Aos 12 anos, a mania por bonecas ainda estava arraigada.
Toda hora de folga era um tal de vestir e tirar roupinhas, montar cenários com as casinhas de boneca, comidinhas... tudo era motivo da maior diversão.
As amiguinhas também curtiam. As reuniões eram diárias e as brincadeiras rolavam até tarde.
Quando uma boneca nova era lançada, a febre era intensa. Boneca nova era sonho de consumo e status no grupo.
Depois da compra, sempre havia o batizado, a festinha com madrinhas e padrinhos muito bem vestidos para a ocasião.
Na mochila da escola, a boneca era uma presença constante, especialmente a Barbie preferida, uma espanhola chamada Cristina.
Cristina, companheira inseparável, ia todos os dias para a escola e, claro, tomava o tempo da turminha no intervalo
Era o “Clube da Boneca”, clube fechado que se isolava de todos os alunos.
Claro que também aconteciam outras brincadeiras como pular corda; passa anel; gato mia; amarelinha, mas a preferida era a brincadeira com as bonecas, as quais sempre falavam mais alto.
Em uma tarde qualquer, assistindo à TV, aconteceu.
De repente, o anúncio de uma boneca que não só falava, mas respondia às perguntas.

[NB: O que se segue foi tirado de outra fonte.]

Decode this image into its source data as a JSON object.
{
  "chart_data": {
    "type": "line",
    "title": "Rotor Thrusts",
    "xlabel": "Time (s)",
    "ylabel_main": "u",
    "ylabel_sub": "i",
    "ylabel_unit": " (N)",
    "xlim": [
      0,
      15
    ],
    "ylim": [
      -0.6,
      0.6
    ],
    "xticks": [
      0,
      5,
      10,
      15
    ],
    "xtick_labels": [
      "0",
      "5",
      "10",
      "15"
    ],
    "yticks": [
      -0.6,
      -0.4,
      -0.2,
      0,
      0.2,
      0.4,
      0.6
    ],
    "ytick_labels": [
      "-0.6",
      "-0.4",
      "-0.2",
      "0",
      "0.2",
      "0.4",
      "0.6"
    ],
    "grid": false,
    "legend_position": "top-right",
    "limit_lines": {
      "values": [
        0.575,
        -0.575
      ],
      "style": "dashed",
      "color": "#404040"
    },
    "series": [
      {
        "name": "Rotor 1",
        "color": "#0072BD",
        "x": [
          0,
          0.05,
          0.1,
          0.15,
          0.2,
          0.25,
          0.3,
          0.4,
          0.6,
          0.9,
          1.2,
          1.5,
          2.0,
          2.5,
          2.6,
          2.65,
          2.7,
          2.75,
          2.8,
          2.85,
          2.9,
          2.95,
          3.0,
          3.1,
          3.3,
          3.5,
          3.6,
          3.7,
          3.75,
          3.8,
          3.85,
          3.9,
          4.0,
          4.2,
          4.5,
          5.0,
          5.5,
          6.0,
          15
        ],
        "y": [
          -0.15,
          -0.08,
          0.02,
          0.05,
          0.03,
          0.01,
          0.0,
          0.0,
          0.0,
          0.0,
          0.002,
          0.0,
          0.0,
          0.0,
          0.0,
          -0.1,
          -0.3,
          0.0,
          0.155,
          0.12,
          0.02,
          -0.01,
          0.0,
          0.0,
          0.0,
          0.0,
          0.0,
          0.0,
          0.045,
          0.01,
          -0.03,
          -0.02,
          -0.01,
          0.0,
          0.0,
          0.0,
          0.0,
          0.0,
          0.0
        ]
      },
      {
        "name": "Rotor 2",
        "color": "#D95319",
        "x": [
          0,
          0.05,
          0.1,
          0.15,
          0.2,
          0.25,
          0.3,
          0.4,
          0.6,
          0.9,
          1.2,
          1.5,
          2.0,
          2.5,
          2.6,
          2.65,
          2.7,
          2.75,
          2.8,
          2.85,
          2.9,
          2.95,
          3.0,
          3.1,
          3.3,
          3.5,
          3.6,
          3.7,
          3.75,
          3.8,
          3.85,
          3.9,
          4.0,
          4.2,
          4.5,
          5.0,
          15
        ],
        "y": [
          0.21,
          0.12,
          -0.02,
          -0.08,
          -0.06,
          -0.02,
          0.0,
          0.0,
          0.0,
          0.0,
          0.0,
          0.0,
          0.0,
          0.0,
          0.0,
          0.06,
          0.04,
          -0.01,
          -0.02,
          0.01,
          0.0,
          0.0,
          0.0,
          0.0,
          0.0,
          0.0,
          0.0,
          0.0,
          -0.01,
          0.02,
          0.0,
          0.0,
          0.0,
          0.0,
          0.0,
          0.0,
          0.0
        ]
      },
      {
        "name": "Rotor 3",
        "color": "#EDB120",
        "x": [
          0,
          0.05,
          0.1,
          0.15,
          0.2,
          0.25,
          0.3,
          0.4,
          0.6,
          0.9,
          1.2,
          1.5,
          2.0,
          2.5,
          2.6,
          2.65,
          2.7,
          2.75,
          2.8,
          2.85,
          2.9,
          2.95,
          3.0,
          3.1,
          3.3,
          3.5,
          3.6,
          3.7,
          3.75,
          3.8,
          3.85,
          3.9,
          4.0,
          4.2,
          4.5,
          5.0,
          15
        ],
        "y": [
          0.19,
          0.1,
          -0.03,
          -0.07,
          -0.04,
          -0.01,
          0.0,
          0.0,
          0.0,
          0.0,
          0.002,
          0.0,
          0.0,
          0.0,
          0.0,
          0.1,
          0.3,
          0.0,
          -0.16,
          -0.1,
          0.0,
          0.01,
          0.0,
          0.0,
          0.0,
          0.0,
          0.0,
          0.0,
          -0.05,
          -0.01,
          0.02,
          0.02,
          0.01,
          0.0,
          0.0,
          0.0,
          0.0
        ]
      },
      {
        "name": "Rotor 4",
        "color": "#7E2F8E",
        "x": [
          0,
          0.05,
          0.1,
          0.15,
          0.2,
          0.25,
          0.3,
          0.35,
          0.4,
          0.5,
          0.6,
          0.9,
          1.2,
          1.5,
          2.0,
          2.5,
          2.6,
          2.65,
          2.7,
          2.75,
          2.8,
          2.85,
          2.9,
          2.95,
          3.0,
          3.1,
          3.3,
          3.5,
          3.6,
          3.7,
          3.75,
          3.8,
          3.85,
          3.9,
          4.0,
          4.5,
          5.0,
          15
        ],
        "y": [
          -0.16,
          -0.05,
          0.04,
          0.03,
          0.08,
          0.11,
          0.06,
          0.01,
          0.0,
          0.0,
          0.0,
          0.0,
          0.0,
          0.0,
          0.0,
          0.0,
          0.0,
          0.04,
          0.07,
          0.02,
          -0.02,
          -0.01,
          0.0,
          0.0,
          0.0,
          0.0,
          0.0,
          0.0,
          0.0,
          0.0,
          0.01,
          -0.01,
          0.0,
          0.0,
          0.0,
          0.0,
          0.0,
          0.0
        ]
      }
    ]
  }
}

Como aquilo era possível?
De imediato, com um olhar de súplica, voltou-se para a mãe e, antes que pudesse falar algo, a mãe, percebendo as intenções, soltou:
- Eu não posso decidir. Isso já foi combinado e, se quer mesmo essa boneca, vai ter de falar com seu pai.
Foi um balde de água gelada. Não só teria de aguentar até o início da noite, quando o pai chegasse a casa, como também havia um receio a ser vencido. O pai, certamente iria dar uma bronca por querer outra boneca.
Saiu de casa na esperança de encontrar uma das amiguinhas, para desabafar. Ninguém!
Sentou-se em um banco qualquer na pracinha e lá ficou com um ar de incerteza e ansiedade.
Um senhor, vendo aquela cena, aproximou-se, sentou-se e puxou conversa.
Muito amável, demais até, mostrou-se preocupado com aquela carinha triste.
- Que houve? Nenhuma criança pode ficar com uma carinha triste asssim.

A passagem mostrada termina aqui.